Se cuentan por centenares de miles, el número de
espectadores que, en todo el continente, han visto las atroces imágenes del
asesinato de Orlando Abreu, joven trabajador venezolano que se desempeñaba en
un comercio en la ciudad de Trujillo, Perú, y que fue asesinado por resistir
pacíficamente a las prácticas de una banda especializada en extorsionar a
pequeños comerciantes. En noviembre de 2019 fue asesinada en Chile la
fotoperiodista venezolana Albertina Martínez Burgos. A comienzos de 2018, en
México fue asesinada Kenni Mireya Finol, quien había advertido, ante la cámara
de su teléfono móvil, que su vida estaba en peligro real. En esas imágenes
aparecía golpeada y cortada en su rostro y en otras partes de su cuerpo. Al
joven abogado Richard Alejandro Ortuño Aldana, de 23 años de edad, que se
desempeñaba como vigilante nocturno en un pequeño restaurante en la ciudad de
Cartagena, Colombia, lo atacaron por la espalda y lo mataron a golpes.

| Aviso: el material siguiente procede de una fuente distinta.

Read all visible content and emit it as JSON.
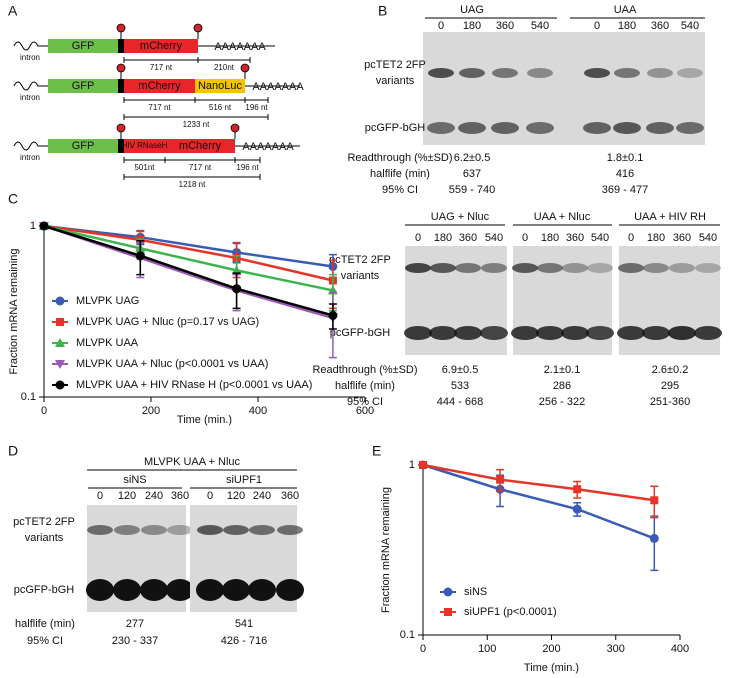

Esta mínima relación de casos mortales, ejemplos
extraídos entre centenares de episodios registrados solo en América Latina y el
Caribe, es solo uno de los capítulos que afectan a quienes huyen. En estos años
de exilio, he conocido abogados que plastifican maletas en los aeropuertos,
arquitectos que distribuyen comidas a domicilio, profesionales del mercadeo que
atienden llamadas en call centers durante la madrugada. A mediados de 2020, CNN
en Español contaba la historia de dos venezolanos, Néstor Vargas y José Luis
Cerpa, que residenciados en Lima, realizan el que podría ser el trabajo más riesgoso
de nuestro tiempo: recogen, en jornadas de 19 horas diarias, los cuerpos sin
vida de personas que han fallecido por la acción del covid-19.
Pero
las calamidades no han acabado. La presencia de millones de venezolanos,
distribuidos en casi toda América Latina, pero de forma muy concentrada en
Colombia, Ecuador, Perú, Chile, Argentina, Panamá, República Dominicana y otros
ha desatado reacciones de xenofobia -rechazo, discriminación- que, en algunos
casos, han derivado en hechos de violencia. Ramón Acevedo, director de cine que
ahora vive en Lima y vende café en las calles, narraba a France 24 los
padecimientos sufridos por ser venezolano: malos tratos, empleos de baja
categoría, empresarios que lo contratan y luego no le pagan aprovechando su
condición de extranjero. Los relatos de estas malas experiencias son
inagotables. Ocurren todos los días, en numerosos países. La inmensa mayoría de
estos hechos oprobiosos ocurren envueltos en silencio: ni siquiera se llegan a
denunciar, por el temor de las víctimas a ser encarceladas o deportadas. Esto
supone que hay cientos de miles de personas en estado de amplia indefensión
-salvo en Colombia, donde se acaba de producir la medida ejemplar del
presidente Duque que permitirá legalizar y regularizar a más de 1,8 millones de
migrantes-, cuyas vidas continúan sometidas a carencias, abusos, malos tratos y
numerosos peligros.
Todo este doloroso cuadro, que ocupa a los gobiernos
de América Latina, a las autoridades de los multilaterales y a centenares de
ONG, tiene un responsable, que debe ser denunciado y señalado, una y otra vez:
el régimen de Nicolás Maduro, principal y sistemático generador de la huida de
más de 6 millones de compatriotas, el verdadero atizador de la reacción contra
los venezolanos en el continente, autor intelectual y moral del sufrimiento, de
las muertes, de las persecuciones, de las violaciones de los derechos humanos,
del empobrecimiento y del despojo de las condiciones de vida en dignidad.
Debe ser señalado, ahora más que nunca, una vez que se
ha anunciado que Maduro, ahora mismo el principal violador de los derechos
humanos en América Latina, intervendrá el lunes 22 de febrero en la sesión 46
del Consejo de Derechos Humanos de la ONU.